The text is the single most iconographically rich work in the Sino-Buddhist astrological corpus. Its planetary images — Rāhu as a snake-tailed dragon-headed warrior, Ketu as a comet-tailed celestial dog, Saturn as a black-skinned old man holding a staff, etc. — were directly transmitted to the Heian Sukuyō-mandara and to the Japanese Kuyō mandala 九曜曼荼羅 still preserved in Tendai and Shingon temples. The ànxū “Dark Vacancy” tenth deity is unique in East Asian astrology to this text and its derivatives.
Translations and research
- Kotyk, Jeffrey 郭傑福. “The Sinicization of Indo-Iranian Astrology in Medieval China.” Sino-Platonic Papers 282 (2018) — extended discussion of T1311 and its sources; “Yixing and Pseudo-Yixing.” JCBS 31 (2018): 1–37.
- Yano Michio. Mikkyō senseijutsu 密教占星術. Rev. ed., Tōyō shoin, 2013 — long section on T1311 with reproduction of the deity images.
- Mak, Bill M. “The Transmission of Greek Astral Science into India Reconsidered.” Historia Mathematica 41 (2014): 408–429 — discussion of horā / 火羅 etymology relevant to the title.
- Mollier, Christine. Buddhism and Taoism Face to Face. University of Hawai’i Press, 2008.
- Sørensen, Henrik H. “Astrology and the State in Mediaeval China.” In Esoteric Buddhism and the Tantras in East Asia. Brill, 2011 — places T1311 in late-Tang state-ritual.

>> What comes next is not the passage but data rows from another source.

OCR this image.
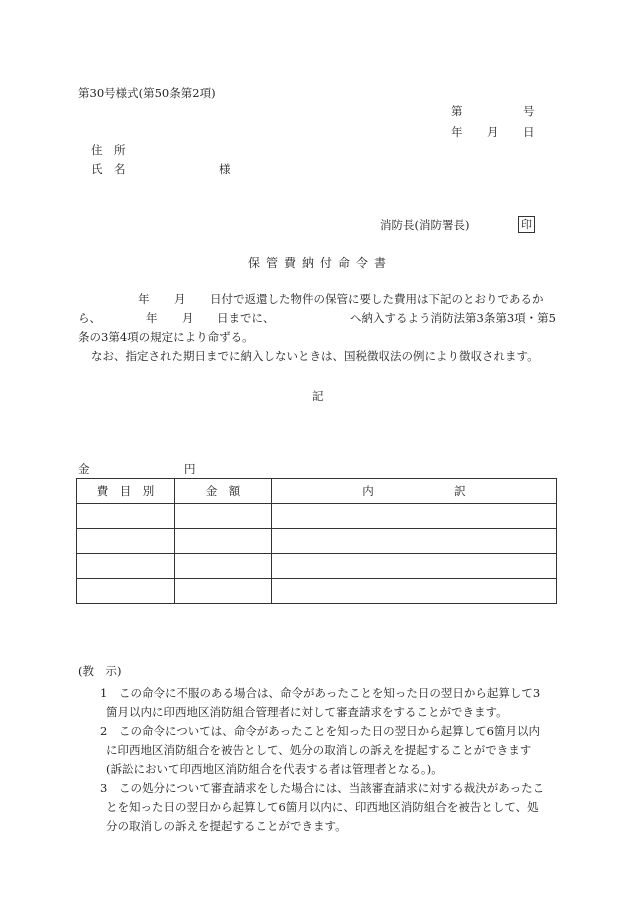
第30号様式(第50条第2項)
第	号
年 月 日
住　所
氏　名	様
消防長(消防署長)	印
保管費納付命令書
年 月 日付で返還した物件の保管に要した費用は下記のとおりであるか
ら、	年 月 日までに、	へ納入するよう消防法第3条第3項・第5
条の3第4項の規定により命ずる。
なお、指定された期日までに納入しないときは、国税徴収法の例により徴収されます。
記
金	円
費　目　別	金　額	内　　　　　　　訳

(教　示)
1 この命令に不服のある場合は、命令があったことを知った日の翌日から起算して3
箇月以内に印西地区消防組合管理者に対して審査請求をすることができます。
2 この命令については、命令があったことを知った日の翌日から起算して6箇月以内
に印西地区消防組合を被告として、処分の取消しの訴えを提起することができます
(訴訟において印西地区消防組合を代表する者は管理者となる。)。
3 この処分について審査請求をした場合には、当該審査請求に対する裁決があったこ
とを知った日の翌日から起算して6箇月以内に、印西地区消防組合を被告として、処
分の取消しの訴えを提起することができます。
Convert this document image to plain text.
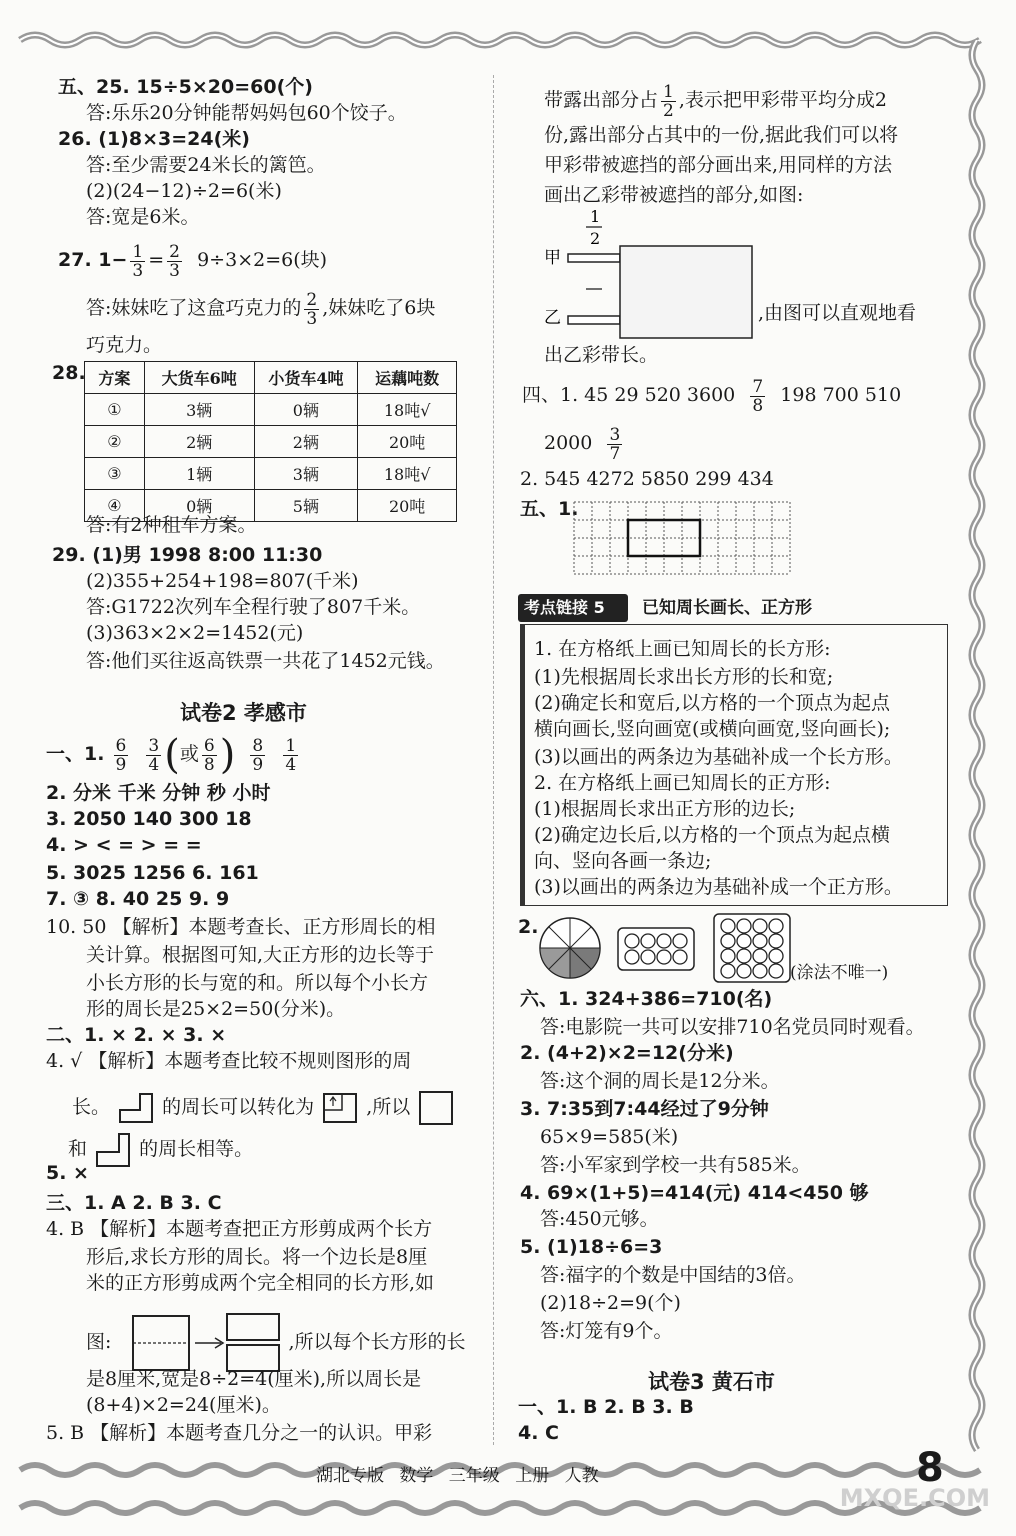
五、25. 15÷5×20=60(个)
答:乐乐20分钟能帮妈妈包60个饺子。
26. (1)8×3=24(米)
答:至少需要24米长的篱笆。
(2)(24−12)÷2=6(米)
答:宽是6米。
27. $1- \frac{1}{3} = \frac{2}{3} 9\div 3\times 2=6$(块)
答:妹妹吃了这盒巧克力的 $\frac{2}{3}$ ,妹妹吃了6块
巧克力。
28. 方案	大货车6吨	小货车4吨	运藕吨数
①	3辆	0辆	18吨√
②	2辆	2辆	20吨
③	1辆	3辆	18吨√
④	0辆	5辆	20吨
答:有2种租车方案。
29. (1)男 1998 8:00 11:30
(2)355+254+198=807(千米)
答:G1722次列车全程行驶了807千米。
(3)363×2×2=1452(元)
答:他们买往返高铁票一共花了1452元钱。
试卷2 孝感市
一、1. $\frac{6}{9}$
$\frac{3}{4}$ (或 $\frac{6}{8}$ ) $\frac{8}{9}$
$\frac{1}{4}$
2. 分米 千米 分钟 秒 小时
3. 2050 140 300 18
4. > < = > = =
5. 3025 1256 6. 161
7. ③ 8. 40 25 9. 9
10. 50 【解析】本题考查长、正方形周长的相
关计算。根据图可知,大正方形的边长等于
小长方形的长与宽的和。所以每个小长方
形的周长是25×2=50(分米)。
二、1. × 2. × 3. ×
4. √ 【解析】本题考查比较不规则图形的周
长。	的周长可以转化为	,所以
和	的周长相等。
5. ×
三、1. A 2. B 3. C
4. B 【解析】本题考查把正方形剪成两个长方
形后,求长方形的周长。将一个边长是8厘
米的正方形剪成两个完全相同的长方形,如
图:	,所以每个长方形的长
是8厘米,宽是8÷2=4(厘米),所以周长是
(8+4)×2=24(厘米)。
5. B 【解析】本题考查几分之一的认识。甲彩
带露出部分占 $\frac{1}{2}$ ,表示把甲彩带平均分成2
份,露出部分占其中的一份,据此我们可以将
甲彩带被遮挡的部分画出来,用同样的方法
画出乙彩带被遮挡的部分,如图:
甲
乙
1
2
,由图可以直观地看
出乙彩带长。
四、1. 45 29 520 $3600 \frac{7}{8} 198$ 700 510
$2000 \frac{3}{7}$
2. 545 4272 5850 299 434
五、1.
考点链接 5	已知周长画长、正方形
1. 在方格纸上画已知周长的长方形:
(1)先根据周长求出长方形的长和宽;
(2)确定长和宽后,以方格的一个顶点为起点
横向画长,竖向画宽(或横向画宽,竖向画长);
(3)以画出的两条边为基础补成一个长方形。
2. 在方格纸上画已知周长的正方形:
(1)根据周长求出正方形的边长;
(2)确定边长后,以方格的一个顶点为起点横
向、竖向各画一条边;
(3)以画出的两条边为基础补成一个正方形。
2.
(涂法不唯一)
六、1. 324+386=710(名)
答:电影院一共可以安排710名党员同时观看。
2. (4+2)×2=12(分米)
答:这个洞的周长是12分米。
3. 7:35到7:44经过了9分钟
65×9=585(米)
答:小军家到学校一共有585米。
4. 69×(1+5)=414(元) 414<450 够
答:450元够。
5. (1)18÷6=3
答:福字的个数是中国结的3倍。
(2)18÷2=9(个)
答:灯笼有9个。
试卷3 黄石市
一、1. B 2. B 3. B
4. C
湖北专版 数学 三年级 上册 人教	8
MXQE.COM
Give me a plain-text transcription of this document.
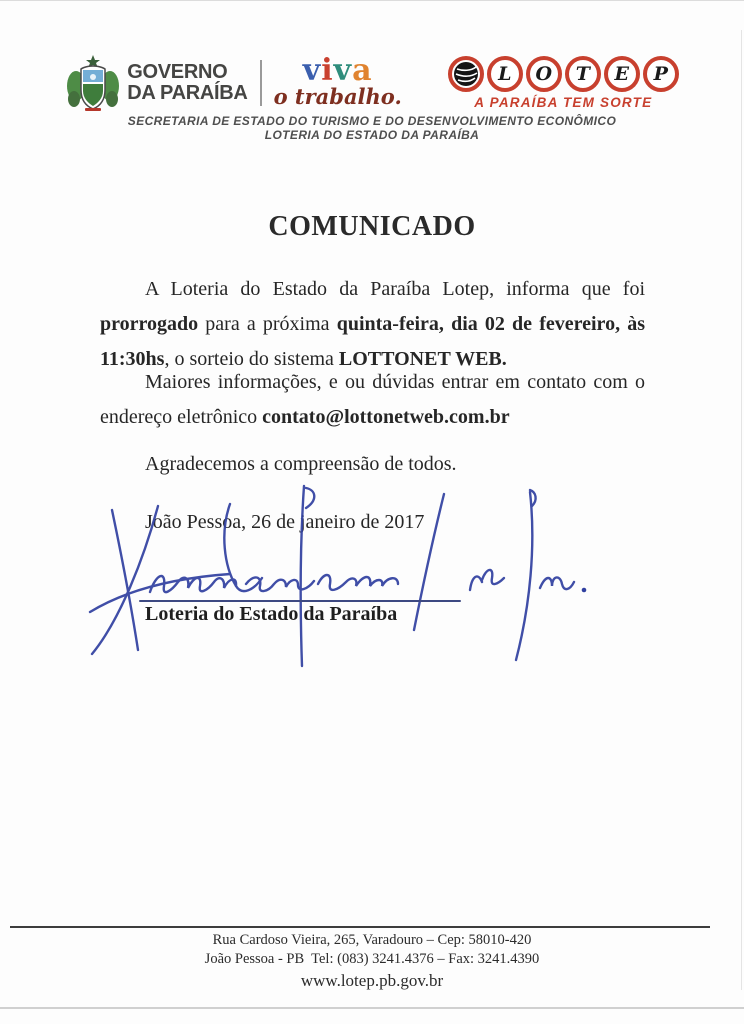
GOVERNO
DA PARAÍBA
viva
o trabalho.
L	O	T	E	P
A PARAÍBA TEM SORTE
SECRETARIA DE ESTADO DO TURISMO E DO DESENVOLVIMENTO ECONÔMICO
LOTERIA DO ESTADO DA PARAÍBA
COMUNICADO
A Loteria do Estado da Paraíba Lotep, informa que foi
prorrogado para a próxima quinta-feira, dia 02 de fevereiro, às
11:30hs, o sorteio do sistema LOTTONET WEB.
Maiores informações, e ou dúvidas entrar em contato com o
endereço eletrônico contato@lottonetweb.com.br
Agradecemos a compreensão de todos.
João Pessoa, 26 de janeiro de 2017
Loteria do Estado da Paraíba
Rua Cardoso Vieira, 265, Varadouro – Cep: 58010-420
João Pessoa - PB  Tel: (083) 3241.4376 – Fax: 3241.4390
www.lotep.pb.gov.br
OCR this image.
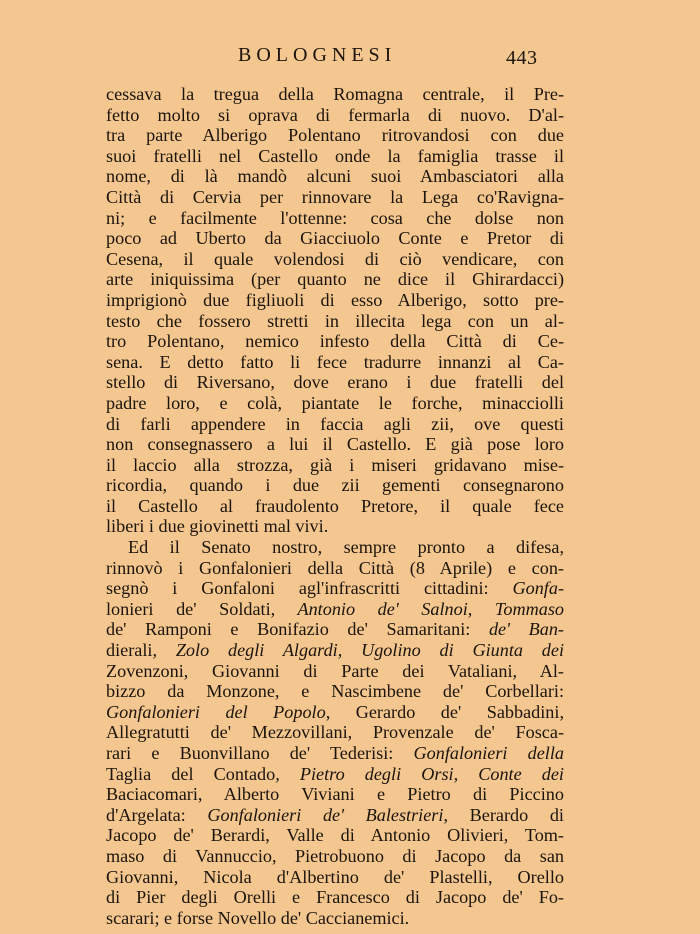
BOLOGNESI	443
cessava la tregua della Romagna centrale, il Pre-
fetto molto si oprava di fermarla di nuovo. D'al-
tra parte Alberigo Polentano ritrovandosi con due
suoi fratelli nel Castello onde la famiglia trasse il
nome, di là mandò alcuni suoi Ambasciatori alla
Città di Cervia per rinnovare la Lega co'Ravigna-
ni; e facilmente l'ottenne: cosa che dolse non
poco ad Uberto da Giacciuolo Conte e Pretor di
Cesena, il quale volendosi di ciò vendicare, con
arte iniquissima (per quanto ne dice il Ghirardacci)
imprigionò due figliuoli di esso Alberigo, sotto pre-
testo che fossero stretti in illecita lega con un al-
tro Polentano, nemico infesto della Città di Ce-
sena. E detto fatto li fece tradurre innanzi al Ca-
stello di Riversano, dove erano i due fratelli del
padre loro, e colà, piantate le forche, minacciolli
di farli appendere in faccia agli zii, ove questi
non consegnassero a lui il Castello. E già pose loro
il laccio alla strozza, già i miseri gridavano mise-
ricordia, quando i due zii gementi consegnarono
il Castello al fraudolento Pretore, il quale fece
liberi i due giovinetti mal vivi.
Ed il Senato nostro, sempre pronto a difesa,
rinnovò i Gonfalonieri della Città (8 Aprile) e con-
segnò i Gonfaloni agl'infrascritti cittadini: Gonfa-
lonieri de' Soldati, Antonio de' Salnoi, Tommaso
de' Ramponi e Bonifazio de' Samaritani: de' Ban-
dierali, Zolo degli Algardi, Ugolino di Giunta dei
Zovenzoni, Giovanni di Parte dei Vataliani, Al-
bizzo da Monzone, e Nascimbene de' Corbellari:
Gonfalonieri del Popolo, Gerardo de' Sabbadini,
Allegratutti de' Mezzovillani, Provenzale de' Fosca-
rari e Buonvillano de' Tederisi: Gonfalonieri della
Taglia del Contado, Pietro degli Orsi, Conte dei
Baciacomari, Alberto Viviani e Pietro di Piccino
d'Argelata: Gonfalonieri de' Balestrieri, Berardo di
Jacopo de' Berardi, Valle di Antonio Olivieri, Tom-
maso di Vannuccio, Pietrobuono di Jacopo da san
Giovanni, Nicola d'Albertino de' Plastelli, Orello
di Pier degli Orelli e Francesco di Jacopo de' Fo-
scarari; e forse Novello de' Caccianemici.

- Sengupta, P. C. Ancient Indian Chronology. Calcutta University, 1947 — for the Indian navagraha iconographic background.
Other points of interest
The dating evidence given in the preface — “from the wùyín year of Wǔdé 1 to the jiǎwǔ year of Xiántōng 15, there are altogether 257 years” (618–874) — is a rare instance in the Buddhist canon where the redactor’s contemporary date is internally and arithmetically explicit. It is on the strength of this passage that the conventional dating of the text to c. 874 (with possible later redactional layers in the 928/939 manuscript variants) is established. The Yīxíng attribution is therefore conclusively pseudepigraphic.